HP Device Manager Cavalcade of Critical CVEs (CVE-2020-6925:6927): What You Need to Know

Last updated at Fri, 02 Oct 2020 21:44:44 GMT

HP released a security bulletin on Sept. 25, 2020, disclosing a set of vulnerabilities in HP Device Manager that—when some are chained together—can result in a remote attacker gaining SYSTEM privileges on the target node.

Note: A backdoor database user exists in the PostgreSQL database used by HP Device Manager. Organizations are strongly encouraged to set a different, strong password for the hpdmdb PostgreSQL user.

AttackerKB Entries:

• Consolidated meta-topic (Follow this one to get information on all three.)
  • CVE-2020-6295
  • CVE-2020-6296
  • CVE-2020-6297
• HP Knowledge Base Bulletin
• Reported by Nicky Bloor (@nickstadb)

CVE-2020-6925 identifies a weak cipher in HP Device Manager that does not impact customers who are using Active Directory authenticated accounts.

CVE-2020-6926 is a remote method invocation vulnerability in all versions of HP Device Manager that enables remote, unauthenticated attackers to gain access to resources. It is the most severe of the three vulnerabilities.

CVE-2020-6927 is an elevation of privilege weakness that impacts HP Device Manager 5.0.0 through 5.0.3. When used in a chain, this enables remote attackers to gain SYSTEM privileges.

Remediation guidance for the HP Device Manager vulns

Organizations running instances of HP Device Manager are strongly encouraged to apply HP’s suggested mitigations to these systems immediately:

• Limit incoming access to Device Manager ports 1099 and 40002 to trusted IPs or localhost only
• Remove the dm_postgres account from the Postgres database; or
• Update the dm_postgres account password within HP Device Manager Configuration Manager; or
• Within the Microsoft Windows Firewall configuration create an inbound rule to configure the PostgreSQL listening port (40006) for localhost access only.
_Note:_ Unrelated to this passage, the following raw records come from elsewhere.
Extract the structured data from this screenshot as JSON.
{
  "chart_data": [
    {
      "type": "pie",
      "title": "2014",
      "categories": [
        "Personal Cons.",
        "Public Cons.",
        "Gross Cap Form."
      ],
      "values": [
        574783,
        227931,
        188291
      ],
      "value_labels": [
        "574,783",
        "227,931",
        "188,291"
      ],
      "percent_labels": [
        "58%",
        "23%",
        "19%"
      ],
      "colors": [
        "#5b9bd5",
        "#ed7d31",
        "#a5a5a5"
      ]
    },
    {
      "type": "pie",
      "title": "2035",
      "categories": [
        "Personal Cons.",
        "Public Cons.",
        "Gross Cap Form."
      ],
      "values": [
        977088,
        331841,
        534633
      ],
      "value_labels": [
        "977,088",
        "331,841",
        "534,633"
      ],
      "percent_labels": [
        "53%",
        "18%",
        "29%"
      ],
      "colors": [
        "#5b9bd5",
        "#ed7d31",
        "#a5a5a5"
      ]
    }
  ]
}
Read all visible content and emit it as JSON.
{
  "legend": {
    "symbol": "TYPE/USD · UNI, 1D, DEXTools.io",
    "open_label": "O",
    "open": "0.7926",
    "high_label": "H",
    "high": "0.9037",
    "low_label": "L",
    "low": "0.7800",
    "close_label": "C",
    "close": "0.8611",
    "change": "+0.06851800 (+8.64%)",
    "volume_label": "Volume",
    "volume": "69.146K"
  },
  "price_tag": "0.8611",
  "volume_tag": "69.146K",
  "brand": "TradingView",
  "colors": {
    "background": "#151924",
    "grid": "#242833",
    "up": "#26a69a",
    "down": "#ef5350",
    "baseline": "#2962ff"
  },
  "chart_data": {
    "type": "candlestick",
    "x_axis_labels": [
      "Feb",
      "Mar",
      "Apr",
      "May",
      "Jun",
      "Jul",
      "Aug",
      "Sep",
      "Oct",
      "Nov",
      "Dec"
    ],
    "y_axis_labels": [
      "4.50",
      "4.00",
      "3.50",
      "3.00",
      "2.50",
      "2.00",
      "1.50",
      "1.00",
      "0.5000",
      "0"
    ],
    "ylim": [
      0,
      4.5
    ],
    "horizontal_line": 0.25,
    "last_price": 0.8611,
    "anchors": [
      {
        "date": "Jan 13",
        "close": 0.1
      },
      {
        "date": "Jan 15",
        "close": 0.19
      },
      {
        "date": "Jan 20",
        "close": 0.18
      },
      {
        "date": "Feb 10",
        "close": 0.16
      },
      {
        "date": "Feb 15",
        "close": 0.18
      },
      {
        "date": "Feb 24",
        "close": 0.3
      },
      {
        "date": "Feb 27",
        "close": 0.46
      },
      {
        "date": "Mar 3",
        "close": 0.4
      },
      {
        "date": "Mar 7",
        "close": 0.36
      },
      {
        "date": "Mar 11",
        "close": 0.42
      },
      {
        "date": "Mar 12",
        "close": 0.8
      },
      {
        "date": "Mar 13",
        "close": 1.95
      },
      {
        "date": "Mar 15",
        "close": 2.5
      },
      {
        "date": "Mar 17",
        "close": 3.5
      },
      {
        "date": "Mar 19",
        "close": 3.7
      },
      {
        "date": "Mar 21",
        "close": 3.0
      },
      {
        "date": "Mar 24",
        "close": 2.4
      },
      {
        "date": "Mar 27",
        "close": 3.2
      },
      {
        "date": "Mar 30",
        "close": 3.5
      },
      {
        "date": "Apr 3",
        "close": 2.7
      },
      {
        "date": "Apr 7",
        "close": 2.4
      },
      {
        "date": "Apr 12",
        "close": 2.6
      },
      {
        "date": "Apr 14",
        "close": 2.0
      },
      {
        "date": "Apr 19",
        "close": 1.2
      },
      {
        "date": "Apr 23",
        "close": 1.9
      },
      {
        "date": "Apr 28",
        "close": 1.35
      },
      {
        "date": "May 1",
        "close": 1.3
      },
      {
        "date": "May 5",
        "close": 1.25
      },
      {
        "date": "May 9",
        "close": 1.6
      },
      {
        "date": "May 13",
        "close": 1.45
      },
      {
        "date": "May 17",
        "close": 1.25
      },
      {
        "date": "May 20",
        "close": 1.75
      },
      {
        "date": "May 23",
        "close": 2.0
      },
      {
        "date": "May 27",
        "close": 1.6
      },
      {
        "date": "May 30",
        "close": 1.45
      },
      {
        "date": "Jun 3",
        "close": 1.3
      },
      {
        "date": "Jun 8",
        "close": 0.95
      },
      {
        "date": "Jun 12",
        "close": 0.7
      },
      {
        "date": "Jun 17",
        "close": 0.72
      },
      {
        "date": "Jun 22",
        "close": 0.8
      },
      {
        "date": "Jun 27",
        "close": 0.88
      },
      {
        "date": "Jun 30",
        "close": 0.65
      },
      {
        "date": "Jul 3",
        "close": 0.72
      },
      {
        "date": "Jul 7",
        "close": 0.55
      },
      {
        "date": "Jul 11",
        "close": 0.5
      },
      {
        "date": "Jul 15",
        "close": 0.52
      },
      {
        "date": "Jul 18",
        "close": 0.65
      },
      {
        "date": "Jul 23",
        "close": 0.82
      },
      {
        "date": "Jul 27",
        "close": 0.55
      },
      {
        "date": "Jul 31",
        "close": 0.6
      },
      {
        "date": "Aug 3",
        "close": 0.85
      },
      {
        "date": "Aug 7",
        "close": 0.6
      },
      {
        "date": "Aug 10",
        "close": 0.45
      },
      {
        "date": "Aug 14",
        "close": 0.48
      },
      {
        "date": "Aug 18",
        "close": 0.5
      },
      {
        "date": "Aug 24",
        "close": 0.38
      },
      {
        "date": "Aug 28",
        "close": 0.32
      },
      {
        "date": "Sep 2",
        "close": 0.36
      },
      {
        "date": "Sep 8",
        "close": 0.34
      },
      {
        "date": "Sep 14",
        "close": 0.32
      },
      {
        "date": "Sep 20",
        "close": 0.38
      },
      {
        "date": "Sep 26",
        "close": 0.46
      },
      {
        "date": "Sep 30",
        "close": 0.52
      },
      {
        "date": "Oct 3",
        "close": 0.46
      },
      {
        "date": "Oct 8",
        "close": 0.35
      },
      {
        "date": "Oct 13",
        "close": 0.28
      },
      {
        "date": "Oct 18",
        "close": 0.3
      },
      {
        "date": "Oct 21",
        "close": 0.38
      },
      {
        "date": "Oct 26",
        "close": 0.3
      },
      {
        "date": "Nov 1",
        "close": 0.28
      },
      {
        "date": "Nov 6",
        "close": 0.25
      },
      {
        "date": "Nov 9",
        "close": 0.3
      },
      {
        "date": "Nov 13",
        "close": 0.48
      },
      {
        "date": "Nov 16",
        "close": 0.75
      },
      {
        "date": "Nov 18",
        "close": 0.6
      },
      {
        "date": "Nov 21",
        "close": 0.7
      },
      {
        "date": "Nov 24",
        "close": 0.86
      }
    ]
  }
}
HP hasn’t clarified which CVEs are the “some” that can be chained to enable remote code execution, but Rapid7 researchers confirmed early in an ongoing exploitability investigation that there is unauthenticated remote code execution (RCE) via TCP ports 1099 and 40002, and that an attacker can use the PostgreSQL privilege escalation to obtain SYSTEM-level access.

We are not aware of any public proofs-of-concept (PoCs) or exploits as of Oct. 2, 2020. That said, our initial investigation indicates that CVEs 2020-6926 and 2020-6927 are relatively simple to exploit remotely. We would put these CVEs in the impending threat category as a result of the vulnerabilitys' severity and predicted ease of exploitation. We’ll update this analysis with further technical details as we continue to verify vulnerability details and test attack scenarios.